Monday, February 14, 2011


“It is one of the commonest of mistakes to consider that the limit of our power of perception is also the limit of all there is to perceive.”

- C.W. Leadbeater

I had a brief conversation with someone earlier today (you know who you are). It made me pause and think and reflect, mostly on blogging.

I started this blog because I thought it would be a fun, creative way to document our lives with our 2 little ones. I am able to post pictures and keep an ongoing journal of the daily happenings. But, this blog is not the whole picture. Our life is full and happy, but far from perfect. My daily routine often consists of whining children (and sometimes adults), diffusing a temper tantrum, constant messes and what seems like mountains of laundry. I do not like to cook and often don't, and most of the time I feel guilty about it (something I need to work on). Sometimes, I'm painfully shy and uncomfortable in social situations and until recently wouldn't order anything from the deli counter. However, I have happy, well-adjusted and healthy children who make my days full and worth waking up every morning. They are kind-hearted, silly, smart kids who constantly make us laugh. I have a husband who laughs with me, stays grounded when I go a little astray and loves me unconditionally, even in spite of my bad cooking.

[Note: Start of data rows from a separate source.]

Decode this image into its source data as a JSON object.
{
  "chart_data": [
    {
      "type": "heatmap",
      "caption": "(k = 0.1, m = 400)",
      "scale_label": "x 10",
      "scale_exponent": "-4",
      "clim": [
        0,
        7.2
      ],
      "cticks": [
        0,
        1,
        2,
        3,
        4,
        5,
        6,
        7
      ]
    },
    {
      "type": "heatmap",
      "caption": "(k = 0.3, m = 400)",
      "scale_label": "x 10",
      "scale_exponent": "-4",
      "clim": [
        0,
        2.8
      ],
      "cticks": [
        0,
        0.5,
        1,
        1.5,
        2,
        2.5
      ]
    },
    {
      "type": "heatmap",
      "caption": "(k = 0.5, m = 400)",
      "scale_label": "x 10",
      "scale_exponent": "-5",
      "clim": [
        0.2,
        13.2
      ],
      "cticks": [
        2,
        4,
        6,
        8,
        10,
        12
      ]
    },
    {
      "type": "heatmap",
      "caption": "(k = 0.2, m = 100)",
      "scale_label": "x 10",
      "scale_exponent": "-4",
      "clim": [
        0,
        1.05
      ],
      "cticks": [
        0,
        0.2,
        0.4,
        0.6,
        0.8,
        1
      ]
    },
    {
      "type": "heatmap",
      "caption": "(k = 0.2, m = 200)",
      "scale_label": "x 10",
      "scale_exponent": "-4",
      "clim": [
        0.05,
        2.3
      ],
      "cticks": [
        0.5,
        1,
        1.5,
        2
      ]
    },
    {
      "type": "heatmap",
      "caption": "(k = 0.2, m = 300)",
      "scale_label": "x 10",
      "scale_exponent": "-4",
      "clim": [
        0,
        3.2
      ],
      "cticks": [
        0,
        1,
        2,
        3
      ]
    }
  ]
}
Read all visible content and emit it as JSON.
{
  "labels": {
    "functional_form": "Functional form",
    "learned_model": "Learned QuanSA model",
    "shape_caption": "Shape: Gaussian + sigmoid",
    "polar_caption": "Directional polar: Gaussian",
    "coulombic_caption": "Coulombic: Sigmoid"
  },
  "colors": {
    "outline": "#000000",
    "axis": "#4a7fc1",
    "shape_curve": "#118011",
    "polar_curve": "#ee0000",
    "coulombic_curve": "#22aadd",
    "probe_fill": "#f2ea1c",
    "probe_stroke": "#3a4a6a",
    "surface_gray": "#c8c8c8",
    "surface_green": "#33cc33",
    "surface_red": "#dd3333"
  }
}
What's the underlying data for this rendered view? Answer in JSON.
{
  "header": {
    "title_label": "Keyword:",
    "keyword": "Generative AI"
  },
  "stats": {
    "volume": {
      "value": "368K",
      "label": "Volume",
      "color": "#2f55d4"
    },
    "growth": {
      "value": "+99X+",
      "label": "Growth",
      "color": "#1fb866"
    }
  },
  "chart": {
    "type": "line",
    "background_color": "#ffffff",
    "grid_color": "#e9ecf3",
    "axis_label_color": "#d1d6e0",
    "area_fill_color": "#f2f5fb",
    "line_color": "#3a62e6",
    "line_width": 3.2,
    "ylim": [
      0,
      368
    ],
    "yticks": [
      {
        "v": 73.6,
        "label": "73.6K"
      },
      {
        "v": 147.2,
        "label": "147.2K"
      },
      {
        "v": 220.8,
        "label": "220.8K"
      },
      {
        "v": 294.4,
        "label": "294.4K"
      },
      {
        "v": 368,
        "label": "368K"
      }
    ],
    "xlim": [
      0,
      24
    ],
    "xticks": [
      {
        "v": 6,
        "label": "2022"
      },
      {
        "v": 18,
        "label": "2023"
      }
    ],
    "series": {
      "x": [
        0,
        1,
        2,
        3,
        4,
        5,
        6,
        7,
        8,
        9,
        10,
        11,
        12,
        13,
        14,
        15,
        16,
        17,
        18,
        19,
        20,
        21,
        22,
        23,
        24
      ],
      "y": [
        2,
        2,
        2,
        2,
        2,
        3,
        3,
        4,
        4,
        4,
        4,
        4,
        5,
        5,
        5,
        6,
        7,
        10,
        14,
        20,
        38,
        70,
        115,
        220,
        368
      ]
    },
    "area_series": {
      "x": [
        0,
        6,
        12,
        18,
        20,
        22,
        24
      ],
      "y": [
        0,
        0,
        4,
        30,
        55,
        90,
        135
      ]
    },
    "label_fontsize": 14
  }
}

I then started thinking about myself and how I perceive others through their blogs: "Look how beautiful her house is! What a great wardrobe she has! I wish my pictures would look like that!" I enjoy going through my list of blogs everyday, but, I must admit, sometimes I have a bit of blogger's envy....

Don't get me wrong, I am grateful every single minute of the day for my blessings, but I am constantly striving for better. And, while it may be good to work towards bigger and better goals, it's important to keep things in perspective and do so while being content in the moments taking place right before your very eyes.

It's not the whole picture...on my blog or anyone else's. I choose to write about the things that make me happy. Generally, making a craft with Little Miss or watching E move to the next level belt in Tae Kwan Do rank higher than conquering the mountain of laundry, but that's just me. Someone else may rank those things in a different order....

“We tend to forget that happiness doesn't come as a result of getting something we don't have, but rather of recognizing and appreciating what we do have.”